Not everyone has wealthy parents to call for help. Don’t Republicans want a safety net for the mass of these “free” individuals?

Mike: It’s a straw man that Republicans don’t want a safety net. But we want one that is truly a net to catch people when they fall, not an incoherent regulatory morass disincentivizing work. How many different eligibility standards are there between MaineCare, TANF, the earned income tax credit, unemployment insurance, and numerous other “safety net” programs?

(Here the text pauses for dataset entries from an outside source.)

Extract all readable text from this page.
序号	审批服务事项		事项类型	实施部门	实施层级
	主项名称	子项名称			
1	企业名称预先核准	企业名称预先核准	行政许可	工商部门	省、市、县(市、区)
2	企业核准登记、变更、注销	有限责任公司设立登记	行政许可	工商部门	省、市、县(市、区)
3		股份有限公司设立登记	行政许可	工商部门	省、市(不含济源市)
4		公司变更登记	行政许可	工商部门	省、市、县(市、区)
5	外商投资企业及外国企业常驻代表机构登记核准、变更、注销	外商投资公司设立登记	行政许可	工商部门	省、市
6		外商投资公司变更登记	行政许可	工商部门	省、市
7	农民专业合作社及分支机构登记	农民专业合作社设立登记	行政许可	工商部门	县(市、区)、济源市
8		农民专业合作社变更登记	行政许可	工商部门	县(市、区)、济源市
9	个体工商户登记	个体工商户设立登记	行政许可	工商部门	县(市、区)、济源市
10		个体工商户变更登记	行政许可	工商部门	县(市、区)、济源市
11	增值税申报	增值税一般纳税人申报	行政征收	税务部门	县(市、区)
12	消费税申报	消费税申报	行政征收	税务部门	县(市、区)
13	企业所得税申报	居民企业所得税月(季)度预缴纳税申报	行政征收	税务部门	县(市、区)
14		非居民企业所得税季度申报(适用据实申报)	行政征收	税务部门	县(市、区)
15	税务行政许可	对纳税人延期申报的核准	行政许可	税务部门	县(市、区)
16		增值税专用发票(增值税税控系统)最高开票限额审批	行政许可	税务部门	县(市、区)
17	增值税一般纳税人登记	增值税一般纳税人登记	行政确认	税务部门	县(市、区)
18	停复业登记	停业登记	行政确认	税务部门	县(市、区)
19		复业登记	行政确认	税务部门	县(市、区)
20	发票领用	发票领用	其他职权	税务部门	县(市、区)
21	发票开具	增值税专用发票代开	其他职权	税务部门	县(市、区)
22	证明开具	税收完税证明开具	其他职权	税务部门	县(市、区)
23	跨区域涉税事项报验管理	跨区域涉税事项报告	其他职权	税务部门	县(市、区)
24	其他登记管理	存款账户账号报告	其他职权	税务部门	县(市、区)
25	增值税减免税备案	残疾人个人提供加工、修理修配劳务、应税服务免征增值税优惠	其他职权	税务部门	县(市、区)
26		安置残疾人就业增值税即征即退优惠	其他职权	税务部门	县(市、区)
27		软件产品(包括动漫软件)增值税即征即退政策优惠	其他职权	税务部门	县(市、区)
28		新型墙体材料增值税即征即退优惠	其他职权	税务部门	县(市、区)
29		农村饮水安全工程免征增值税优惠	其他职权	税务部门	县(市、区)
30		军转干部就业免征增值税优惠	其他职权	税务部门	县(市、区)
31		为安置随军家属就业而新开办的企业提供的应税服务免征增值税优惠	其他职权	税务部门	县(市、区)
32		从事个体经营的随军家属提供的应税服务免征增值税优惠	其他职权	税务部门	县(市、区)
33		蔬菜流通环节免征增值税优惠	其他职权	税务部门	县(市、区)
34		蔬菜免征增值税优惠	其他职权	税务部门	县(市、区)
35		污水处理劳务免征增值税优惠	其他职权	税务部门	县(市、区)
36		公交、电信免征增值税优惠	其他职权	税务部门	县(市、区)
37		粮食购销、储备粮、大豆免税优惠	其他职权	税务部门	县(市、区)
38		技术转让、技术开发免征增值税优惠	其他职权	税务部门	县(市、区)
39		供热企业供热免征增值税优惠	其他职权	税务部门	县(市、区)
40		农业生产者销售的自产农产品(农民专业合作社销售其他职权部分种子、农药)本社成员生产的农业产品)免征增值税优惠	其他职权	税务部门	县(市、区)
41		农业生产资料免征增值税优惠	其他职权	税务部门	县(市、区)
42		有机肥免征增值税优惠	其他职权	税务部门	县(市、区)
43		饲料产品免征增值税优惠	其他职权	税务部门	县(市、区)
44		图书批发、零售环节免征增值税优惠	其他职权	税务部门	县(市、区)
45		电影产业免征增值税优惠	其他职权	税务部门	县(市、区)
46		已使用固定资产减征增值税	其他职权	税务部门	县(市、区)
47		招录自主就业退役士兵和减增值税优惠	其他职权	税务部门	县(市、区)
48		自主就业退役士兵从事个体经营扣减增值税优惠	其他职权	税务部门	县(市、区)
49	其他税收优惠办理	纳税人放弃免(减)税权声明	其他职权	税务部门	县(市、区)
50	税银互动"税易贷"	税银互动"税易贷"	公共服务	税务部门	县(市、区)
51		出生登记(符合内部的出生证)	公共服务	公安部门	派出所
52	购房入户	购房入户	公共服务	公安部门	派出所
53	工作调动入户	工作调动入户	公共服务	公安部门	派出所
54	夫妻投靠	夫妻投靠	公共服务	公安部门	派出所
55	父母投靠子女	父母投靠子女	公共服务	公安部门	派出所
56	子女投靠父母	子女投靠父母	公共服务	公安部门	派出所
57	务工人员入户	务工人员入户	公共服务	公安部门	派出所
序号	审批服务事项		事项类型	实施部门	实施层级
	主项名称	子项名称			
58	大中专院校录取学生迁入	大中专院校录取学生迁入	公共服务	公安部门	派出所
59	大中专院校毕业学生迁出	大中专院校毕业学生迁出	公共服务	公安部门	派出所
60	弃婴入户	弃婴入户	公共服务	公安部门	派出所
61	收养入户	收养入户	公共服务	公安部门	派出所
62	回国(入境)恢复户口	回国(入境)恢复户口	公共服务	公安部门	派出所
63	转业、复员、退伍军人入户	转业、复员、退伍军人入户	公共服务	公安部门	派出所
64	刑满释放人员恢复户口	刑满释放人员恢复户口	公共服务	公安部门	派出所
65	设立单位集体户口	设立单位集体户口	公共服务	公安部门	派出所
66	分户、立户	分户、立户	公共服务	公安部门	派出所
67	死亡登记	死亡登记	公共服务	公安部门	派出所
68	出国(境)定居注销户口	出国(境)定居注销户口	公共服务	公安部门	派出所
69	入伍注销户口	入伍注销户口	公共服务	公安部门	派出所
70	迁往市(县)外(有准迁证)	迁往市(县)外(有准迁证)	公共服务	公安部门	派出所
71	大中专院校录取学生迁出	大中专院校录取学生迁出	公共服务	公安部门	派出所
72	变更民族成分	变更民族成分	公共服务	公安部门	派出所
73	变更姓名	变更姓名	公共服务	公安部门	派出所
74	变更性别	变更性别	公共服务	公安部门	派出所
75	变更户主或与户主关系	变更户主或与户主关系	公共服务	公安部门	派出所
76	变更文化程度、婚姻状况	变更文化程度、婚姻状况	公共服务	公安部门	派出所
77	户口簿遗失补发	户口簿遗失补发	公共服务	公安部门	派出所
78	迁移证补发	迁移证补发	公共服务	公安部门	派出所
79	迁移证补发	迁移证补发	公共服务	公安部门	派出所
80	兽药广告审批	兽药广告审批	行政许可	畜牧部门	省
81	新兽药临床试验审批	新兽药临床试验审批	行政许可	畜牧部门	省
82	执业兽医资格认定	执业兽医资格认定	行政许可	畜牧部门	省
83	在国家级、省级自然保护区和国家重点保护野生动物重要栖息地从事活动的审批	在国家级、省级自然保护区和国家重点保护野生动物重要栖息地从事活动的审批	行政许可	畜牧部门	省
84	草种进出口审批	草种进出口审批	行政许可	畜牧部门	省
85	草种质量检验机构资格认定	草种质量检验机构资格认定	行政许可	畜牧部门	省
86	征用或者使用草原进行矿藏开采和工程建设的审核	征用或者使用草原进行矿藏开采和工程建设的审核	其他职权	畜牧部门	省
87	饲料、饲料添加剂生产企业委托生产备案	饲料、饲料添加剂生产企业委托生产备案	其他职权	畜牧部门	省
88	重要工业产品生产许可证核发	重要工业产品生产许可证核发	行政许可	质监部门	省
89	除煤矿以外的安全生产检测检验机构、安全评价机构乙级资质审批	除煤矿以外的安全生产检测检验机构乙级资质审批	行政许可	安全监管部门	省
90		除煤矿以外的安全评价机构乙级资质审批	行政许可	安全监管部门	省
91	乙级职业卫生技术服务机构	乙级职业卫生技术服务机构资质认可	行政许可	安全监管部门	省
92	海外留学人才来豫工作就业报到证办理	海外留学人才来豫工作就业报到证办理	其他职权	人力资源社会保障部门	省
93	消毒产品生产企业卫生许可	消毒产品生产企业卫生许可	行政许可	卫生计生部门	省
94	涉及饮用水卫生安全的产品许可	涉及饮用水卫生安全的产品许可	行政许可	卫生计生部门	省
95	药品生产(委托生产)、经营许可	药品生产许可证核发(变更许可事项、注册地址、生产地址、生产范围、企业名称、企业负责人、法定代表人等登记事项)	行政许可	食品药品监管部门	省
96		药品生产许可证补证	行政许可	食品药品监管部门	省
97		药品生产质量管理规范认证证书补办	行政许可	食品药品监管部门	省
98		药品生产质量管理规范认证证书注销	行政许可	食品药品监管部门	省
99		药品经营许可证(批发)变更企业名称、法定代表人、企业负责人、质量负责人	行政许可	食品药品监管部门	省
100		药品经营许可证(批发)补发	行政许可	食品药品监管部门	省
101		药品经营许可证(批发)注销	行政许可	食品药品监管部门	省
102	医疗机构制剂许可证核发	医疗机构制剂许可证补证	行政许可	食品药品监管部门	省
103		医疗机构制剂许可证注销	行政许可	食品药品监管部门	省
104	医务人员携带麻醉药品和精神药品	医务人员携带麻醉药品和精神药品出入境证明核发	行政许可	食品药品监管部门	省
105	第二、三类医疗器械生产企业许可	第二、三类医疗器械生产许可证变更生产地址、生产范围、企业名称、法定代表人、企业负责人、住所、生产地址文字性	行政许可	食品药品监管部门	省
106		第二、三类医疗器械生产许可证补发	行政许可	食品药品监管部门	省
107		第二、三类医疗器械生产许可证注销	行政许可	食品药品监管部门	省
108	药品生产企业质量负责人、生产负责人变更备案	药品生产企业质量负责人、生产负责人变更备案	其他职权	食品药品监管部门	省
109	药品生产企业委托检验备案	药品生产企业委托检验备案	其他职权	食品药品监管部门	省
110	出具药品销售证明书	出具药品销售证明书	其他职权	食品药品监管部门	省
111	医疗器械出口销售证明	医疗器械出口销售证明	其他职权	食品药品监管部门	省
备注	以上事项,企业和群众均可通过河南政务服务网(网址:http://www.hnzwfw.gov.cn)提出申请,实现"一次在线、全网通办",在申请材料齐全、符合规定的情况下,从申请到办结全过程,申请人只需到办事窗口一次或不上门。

And for Obamacare, I said the announced policy objective was reasonable, not the means of achieving it. When you have Washington dictating individual coverage requirements in individual plans, you open the door for collusion between Big Government and Big Business. And that applies throughout the economy. The answer isn’t Big Unions, it’s decentralization. Power to the people!

Cynthia: If Tom Brady needs a union, then your straw man needs a union.

And you must be right that the federal bureaucracy is incoherent because DHHS Commissioner Mayhew can’t figure out how to collect $4.4 million she overpaid nursing homes.

When the LePage administration bilks Maine taxpayers, is it “welfare fraud” or just reckless incompetence?

Mike: Was it Mary Mayhew’s fault when the Inspector General found the same problems in 2008, 2009, and 2011? Or is there a common thread that the Medicaid regulatory environment is unwieldy, regardless of party?

If we freed state governments from filing their TPS reports in triplicate, we could fashion policy that addresses real issues instead of “gotcha” audits. Maine’s challenge is an aging, rural population. Other states have different problems. Some Democrats hate the idea of Medicaid “block grants,” but isn’t that exactly what we do in Maine with revenue sharing and school aid?

Cynthia: A common thread is that Tom Brady was accused of breaking rules and was vindicated with the help of a union and faulty evidence, while Commissioner Mayhew breaks rules all the time and is never faulted by her anti-union boss.

Maybe a cover sheet on the triplicate TPS reports would help.

Mike: Sorry, but I’m with Milton: let’s burn it down. Then maybe we can start over.